I have a red series dimmer switch that I installed to provide local control of a Phillips Hue Colored LED. I am using neutral and have a single pole application (very simple). I forced the relay to always be on by pressing the configuration button on the switch 8 times per the instructions. I get three red LED flashes which indicates all is good. Finally I had to use the Hubitat interface to turn the switch on (pressing the on button in Hubitat from the device control panel). I have set up an app in Hubitat to turn the Phillips hue LED on when the Inovelli dimmer switch is tapped up and to turn the Phillips hue LED off when the dimmer switch is tapped down. This all works fine. I can also tell Google to turn the LED on or off or set the color or level and this all works fine because the Inovelli dimmer switch always powers the LED.

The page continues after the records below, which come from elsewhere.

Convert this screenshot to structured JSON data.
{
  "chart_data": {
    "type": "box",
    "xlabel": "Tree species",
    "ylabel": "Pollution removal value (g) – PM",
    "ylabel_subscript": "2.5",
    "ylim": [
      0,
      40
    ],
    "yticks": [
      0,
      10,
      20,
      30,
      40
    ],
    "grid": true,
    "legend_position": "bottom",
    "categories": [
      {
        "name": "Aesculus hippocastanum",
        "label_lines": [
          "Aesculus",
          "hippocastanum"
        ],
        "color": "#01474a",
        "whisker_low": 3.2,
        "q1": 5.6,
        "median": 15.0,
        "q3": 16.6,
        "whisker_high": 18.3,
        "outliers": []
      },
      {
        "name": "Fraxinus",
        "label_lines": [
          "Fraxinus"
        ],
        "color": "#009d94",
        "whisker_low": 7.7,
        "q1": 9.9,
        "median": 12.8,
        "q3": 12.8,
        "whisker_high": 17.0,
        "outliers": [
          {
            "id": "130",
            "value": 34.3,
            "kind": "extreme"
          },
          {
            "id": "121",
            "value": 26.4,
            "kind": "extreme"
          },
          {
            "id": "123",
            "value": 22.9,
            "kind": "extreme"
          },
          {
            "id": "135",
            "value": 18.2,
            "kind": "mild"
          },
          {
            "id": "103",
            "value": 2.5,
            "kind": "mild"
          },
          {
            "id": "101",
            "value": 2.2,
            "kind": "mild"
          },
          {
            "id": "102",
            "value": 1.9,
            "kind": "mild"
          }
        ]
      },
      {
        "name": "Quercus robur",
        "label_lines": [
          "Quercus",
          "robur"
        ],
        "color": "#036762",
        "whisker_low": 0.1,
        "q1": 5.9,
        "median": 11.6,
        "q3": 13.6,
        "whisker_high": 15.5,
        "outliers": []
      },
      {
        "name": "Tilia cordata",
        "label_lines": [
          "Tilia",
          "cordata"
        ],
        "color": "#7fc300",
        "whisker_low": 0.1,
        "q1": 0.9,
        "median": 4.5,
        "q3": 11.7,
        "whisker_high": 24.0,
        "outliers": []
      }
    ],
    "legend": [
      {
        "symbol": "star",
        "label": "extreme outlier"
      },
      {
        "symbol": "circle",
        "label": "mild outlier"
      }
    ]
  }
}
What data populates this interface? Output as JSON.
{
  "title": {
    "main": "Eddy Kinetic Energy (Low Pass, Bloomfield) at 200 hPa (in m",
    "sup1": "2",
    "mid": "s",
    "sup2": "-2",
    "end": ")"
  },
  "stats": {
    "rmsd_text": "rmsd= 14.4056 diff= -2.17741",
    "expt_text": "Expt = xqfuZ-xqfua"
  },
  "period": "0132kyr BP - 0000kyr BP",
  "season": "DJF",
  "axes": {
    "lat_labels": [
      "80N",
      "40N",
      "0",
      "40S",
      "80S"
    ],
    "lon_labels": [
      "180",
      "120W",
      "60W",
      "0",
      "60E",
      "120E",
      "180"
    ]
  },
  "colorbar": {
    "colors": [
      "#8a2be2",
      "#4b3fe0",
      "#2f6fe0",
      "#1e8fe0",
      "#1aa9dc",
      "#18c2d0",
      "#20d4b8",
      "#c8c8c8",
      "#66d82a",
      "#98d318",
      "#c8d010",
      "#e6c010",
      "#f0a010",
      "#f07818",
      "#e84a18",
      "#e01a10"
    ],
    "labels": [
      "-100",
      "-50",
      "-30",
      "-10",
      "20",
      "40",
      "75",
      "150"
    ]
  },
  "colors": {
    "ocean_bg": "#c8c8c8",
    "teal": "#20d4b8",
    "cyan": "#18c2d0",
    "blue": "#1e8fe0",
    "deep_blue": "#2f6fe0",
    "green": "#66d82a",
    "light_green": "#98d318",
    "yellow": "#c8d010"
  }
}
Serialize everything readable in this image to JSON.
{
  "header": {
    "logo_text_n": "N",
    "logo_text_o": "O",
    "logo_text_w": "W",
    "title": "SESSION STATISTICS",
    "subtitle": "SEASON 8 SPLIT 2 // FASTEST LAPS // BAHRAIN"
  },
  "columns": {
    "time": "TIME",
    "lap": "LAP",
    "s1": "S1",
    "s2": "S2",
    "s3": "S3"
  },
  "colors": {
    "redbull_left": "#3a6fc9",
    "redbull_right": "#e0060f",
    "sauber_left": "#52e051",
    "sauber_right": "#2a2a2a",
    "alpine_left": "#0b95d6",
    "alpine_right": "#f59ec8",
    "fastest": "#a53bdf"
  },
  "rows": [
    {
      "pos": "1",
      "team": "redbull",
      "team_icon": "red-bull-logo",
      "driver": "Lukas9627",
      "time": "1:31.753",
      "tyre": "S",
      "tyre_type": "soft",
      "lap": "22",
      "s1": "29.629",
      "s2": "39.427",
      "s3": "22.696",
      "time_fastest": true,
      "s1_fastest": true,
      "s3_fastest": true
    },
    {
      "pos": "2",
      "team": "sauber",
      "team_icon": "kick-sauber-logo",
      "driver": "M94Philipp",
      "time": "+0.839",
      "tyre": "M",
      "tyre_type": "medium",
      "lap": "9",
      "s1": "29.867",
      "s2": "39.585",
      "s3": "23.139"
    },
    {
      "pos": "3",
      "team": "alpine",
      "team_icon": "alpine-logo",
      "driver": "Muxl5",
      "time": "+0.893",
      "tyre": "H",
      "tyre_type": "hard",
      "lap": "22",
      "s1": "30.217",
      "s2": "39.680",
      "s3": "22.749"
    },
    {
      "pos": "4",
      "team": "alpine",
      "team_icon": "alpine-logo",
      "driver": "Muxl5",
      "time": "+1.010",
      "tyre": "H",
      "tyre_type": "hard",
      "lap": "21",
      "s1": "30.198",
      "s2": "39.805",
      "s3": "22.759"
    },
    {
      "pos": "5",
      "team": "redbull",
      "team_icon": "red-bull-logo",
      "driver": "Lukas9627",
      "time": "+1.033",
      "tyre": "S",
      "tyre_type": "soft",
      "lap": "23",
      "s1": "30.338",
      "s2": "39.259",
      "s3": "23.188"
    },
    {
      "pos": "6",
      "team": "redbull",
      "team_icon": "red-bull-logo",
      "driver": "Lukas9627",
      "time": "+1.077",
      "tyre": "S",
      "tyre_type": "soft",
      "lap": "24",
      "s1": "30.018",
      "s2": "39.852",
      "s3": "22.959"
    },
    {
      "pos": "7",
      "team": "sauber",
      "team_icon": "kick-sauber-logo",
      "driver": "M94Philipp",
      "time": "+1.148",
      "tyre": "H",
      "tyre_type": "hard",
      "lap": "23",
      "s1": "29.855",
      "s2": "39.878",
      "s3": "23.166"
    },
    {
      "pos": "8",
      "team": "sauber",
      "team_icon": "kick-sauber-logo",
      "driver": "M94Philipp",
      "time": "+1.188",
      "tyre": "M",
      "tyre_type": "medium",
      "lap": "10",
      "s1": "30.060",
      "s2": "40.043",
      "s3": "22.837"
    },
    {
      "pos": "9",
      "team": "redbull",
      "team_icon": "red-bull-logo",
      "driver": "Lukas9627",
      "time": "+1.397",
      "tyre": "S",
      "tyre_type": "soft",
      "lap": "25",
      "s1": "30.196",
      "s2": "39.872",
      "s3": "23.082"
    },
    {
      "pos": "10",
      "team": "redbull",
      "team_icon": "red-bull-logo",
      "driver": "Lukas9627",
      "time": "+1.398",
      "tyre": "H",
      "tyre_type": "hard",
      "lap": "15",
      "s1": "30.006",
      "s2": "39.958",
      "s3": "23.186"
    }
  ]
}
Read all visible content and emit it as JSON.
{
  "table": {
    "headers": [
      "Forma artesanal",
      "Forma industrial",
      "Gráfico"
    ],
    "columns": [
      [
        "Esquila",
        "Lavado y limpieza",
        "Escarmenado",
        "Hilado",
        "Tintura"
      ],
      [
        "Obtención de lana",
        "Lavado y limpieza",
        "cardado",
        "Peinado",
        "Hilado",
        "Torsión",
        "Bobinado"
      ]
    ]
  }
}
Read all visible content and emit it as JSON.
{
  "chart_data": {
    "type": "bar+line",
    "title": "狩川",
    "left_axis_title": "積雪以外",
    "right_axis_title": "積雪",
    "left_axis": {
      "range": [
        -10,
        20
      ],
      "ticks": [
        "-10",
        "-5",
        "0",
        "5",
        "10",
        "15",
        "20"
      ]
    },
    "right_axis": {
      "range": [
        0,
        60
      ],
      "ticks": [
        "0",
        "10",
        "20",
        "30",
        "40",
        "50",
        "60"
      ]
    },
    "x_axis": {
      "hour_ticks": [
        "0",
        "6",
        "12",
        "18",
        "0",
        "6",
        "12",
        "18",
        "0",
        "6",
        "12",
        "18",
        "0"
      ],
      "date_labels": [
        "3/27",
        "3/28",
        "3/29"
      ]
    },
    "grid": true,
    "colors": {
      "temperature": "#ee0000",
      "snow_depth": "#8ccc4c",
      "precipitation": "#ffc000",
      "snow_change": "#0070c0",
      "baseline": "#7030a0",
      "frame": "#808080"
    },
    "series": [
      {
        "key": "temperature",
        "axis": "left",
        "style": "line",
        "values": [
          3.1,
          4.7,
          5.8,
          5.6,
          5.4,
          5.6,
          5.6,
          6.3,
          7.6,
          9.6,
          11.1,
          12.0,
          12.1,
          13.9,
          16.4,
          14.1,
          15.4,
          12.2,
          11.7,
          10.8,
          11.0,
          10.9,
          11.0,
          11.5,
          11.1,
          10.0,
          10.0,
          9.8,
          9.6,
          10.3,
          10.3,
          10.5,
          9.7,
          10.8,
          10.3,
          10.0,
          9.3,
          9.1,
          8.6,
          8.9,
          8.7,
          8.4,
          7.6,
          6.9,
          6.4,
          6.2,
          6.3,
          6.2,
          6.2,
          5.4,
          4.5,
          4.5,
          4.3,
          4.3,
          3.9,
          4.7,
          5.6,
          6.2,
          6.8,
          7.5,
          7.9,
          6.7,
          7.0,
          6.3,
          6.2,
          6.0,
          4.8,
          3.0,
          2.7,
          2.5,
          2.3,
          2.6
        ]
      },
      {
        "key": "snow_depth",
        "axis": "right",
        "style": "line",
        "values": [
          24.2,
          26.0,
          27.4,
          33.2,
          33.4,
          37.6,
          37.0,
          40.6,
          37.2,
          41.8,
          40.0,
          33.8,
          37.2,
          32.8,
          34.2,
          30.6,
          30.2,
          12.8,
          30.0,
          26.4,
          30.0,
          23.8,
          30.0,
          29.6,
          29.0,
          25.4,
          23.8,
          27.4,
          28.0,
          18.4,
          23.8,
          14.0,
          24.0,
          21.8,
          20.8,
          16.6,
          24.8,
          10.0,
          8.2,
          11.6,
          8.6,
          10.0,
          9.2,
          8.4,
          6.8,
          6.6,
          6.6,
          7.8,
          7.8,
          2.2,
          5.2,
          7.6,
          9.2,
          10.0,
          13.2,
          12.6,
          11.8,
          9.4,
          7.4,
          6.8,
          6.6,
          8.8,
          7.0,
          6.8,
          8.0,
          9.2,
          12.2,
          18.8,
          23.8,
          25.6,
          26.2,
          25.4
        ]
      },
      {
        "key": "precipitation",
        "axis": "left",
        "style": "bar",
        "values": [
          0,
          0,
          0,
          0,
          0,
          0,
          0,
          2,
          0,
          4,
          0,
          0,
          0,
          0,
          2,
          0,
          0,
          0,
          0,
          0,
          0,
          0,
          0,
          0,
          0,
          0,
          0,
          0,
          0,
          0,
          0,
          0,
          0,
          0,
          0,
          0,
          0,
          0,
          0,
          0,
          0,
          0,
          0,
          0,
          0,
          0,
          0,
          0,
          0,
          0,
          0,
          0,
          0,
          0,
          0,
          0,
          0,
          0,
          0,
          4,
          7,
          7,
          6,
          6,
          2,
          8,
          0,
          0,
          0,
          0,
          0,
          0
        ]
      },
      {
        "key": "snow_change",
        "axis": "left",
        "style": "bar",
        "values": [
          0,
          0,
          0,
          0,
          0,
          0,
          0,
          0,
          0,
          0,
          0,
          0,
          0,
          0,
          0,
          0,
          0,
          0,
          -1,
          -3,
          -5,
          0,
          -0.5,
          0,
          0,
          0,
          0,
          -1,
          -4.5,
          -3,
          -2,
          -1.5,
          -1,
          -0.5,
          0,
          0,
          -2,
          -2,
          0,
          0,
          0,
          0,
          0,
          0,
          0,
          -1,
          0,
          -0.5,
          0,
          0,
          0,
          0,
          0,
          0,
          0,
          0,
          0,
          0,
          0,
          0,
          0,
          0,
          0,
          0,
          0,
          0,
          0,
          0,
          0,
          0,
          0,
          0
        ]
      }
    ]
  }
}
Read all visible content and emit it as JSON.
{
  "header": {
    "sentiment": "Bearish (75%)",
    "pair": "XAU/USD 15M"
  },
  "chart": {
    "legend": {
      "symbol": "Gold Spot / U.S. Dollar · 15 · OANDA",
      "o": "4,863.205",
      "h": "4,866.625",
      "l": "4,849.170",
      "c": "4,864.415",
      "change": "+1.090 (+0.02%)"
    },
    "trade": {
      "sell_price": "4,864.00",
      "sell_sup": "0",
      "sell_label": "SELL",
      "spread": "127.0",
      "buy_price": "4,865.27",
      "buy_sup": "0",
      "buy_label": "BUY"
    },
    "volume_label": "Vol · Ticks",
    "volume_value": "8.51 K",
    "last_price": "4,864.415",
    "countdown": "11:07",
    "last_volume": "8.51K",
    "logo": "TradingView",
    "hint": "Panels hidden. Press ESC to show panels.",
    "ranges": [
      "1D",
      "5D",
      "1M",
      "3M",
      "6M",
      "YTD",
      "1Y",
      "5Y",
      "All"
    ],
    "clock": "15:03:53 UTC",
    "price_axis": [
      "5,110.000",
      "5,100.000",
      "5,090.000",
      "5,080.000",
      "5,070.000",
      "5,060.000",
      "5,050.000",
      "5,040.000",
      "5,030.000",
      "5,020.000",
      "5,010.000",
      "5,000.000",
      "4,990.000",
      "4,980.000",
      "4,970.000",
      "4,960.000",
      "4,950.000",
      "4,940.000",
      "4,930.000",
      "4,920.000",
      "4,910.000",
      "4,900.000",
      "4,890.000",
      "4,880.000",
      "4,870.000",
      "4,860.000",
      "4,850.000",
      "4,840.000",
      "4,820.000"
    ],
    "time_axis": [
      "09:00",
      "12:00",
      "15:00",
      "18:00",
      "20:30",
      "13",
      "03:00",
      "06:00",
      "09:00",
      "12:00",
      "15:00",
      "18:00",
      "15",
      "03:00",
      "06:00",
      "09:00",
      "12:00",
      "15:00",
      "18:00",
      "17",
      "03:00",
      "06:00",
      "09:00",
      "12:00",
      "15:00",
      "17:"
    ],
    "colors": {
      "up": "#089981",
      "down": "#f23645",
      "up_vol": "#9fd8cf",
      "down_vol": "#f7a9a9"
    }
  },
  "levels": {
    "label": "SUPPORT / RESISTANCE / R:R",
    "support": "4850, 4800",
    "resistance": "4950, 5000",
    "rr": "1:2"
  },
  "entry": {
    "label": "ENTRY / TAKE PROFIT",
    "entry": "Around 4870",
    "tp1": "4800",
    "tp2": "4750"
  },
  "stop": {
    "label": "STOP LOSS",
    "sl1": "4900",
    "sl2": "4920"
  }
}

But then chaos happened. I lost power due to the weather and when I powered back up, the switch did not retain the relay setting. I had to reset the dimmer by pressing the config button eight times. And then I had to turn the switch back on using the Hubitat device interface. I also learned that the relay setting is also lost if the configuration button in Habitat device interface is pressed. I purchased six Inovelli red dimmer switches thinking that I could use them to provide local switch control for the various Philips hue lights I have. But I don’t want to have to go through resetting up six switches every time we have a power glitch. This would be a pain for me and impossible for my wife if I’m gone for a few days.
So I am now considering bypassing the switch all together and just wiring the line and load together. Then I’ll use the dimmer switch as a button controller that looks like a switch.
If I do this, will it work if there is no load connected to the dimmer switch? Any comments or suggestions about this or other approaches? I’m a little disappointed …
I believe this is a firmware bug that will be fixed at some point. If the relay is disabled and power is lost, the switch defaults to off when power is restored.
When the relay is disabled via config x8, you can still control the switch through zwave. Until the firmware update is released, you may be able to do one of the following:
- Bypass the load and wire the bulb to be permanently on. I have read other posts that suggests this works, but I havent tested it myself.
- Set up some sort of timed automation that sends the ON command to the switch every 10 minutes or so. This would ensure the switch eventually gets turned back on after a power outage. Sending the ON command to a switch that is already on doesnt seem to cause any issues, but if you send the commands too frequently, you may saturate the zwave network
- Set up some sort of automation that detects if your smart bulb becomes unavailable and then sends an ON command to the switch. This has a less chance of causing zwave bandwidth issues, but is probably not as reliable as option 2.
Good workaround suggestions… Hardwiring load to line came to mind however mine is a 3-way switch so that actually become a bit more of a headache.
I hadn’t considered the sending an ON command every X minutes, that’s a pretty good idea as well.
I’ve wired the load wire to the line wire and hooked up a switch leaving the load terminal empty. I then used zwave association to control a set of smart bulbs. I can confirm this does work.
That sounds like the cleanest approach. Unfortunately my lights are all Zigbee Sylvania SMART+ RGBW lights. I’m using Hubitat to relay the commands to them. It’s about a ~0.3s delay.
The issue I have with this solution is if I decide to switch back to a normal bulb, I have to rewire the switch (I’m using Red Dimmers because of the package deal). And in few years, when I move, I don’t want to have to go around and rewire all of the switches where I am using smart bulbs. And besides, the switch is advertised to be able to continually power smart bulbs … but it does not work :(. I have updated the driver and this has not resolved the issue. Wondering if I have to delete the switch and then re-add it or something?
Both of these situations are correct. For switching back to normal bulbs, you need to move 1 wire. When selling the house I’d suspect you’d want to bring your smarthome stuff with you since it doesn’t really add resale value to the house.
Also, from what I’ve read and somebody please correct me if I’m wrong, disabling the relay at the switch doesn’t disable the relay when controlled by a zwave command. So an off command via zwave will still cut power to your lights.
As mentioned above, it’s a firmware bug so new drivers won’t fix it.
This is extremely frustrating, and without this feature, I’d argue “the control of smartbulbs” is incomplete. The workaround of periodically turning the switch back on means all my bulbs will come back on as well.
I really hate to return 15 switches, but when the firmware fix has no eta and may not happen at all, I’m not sure I have an alternative.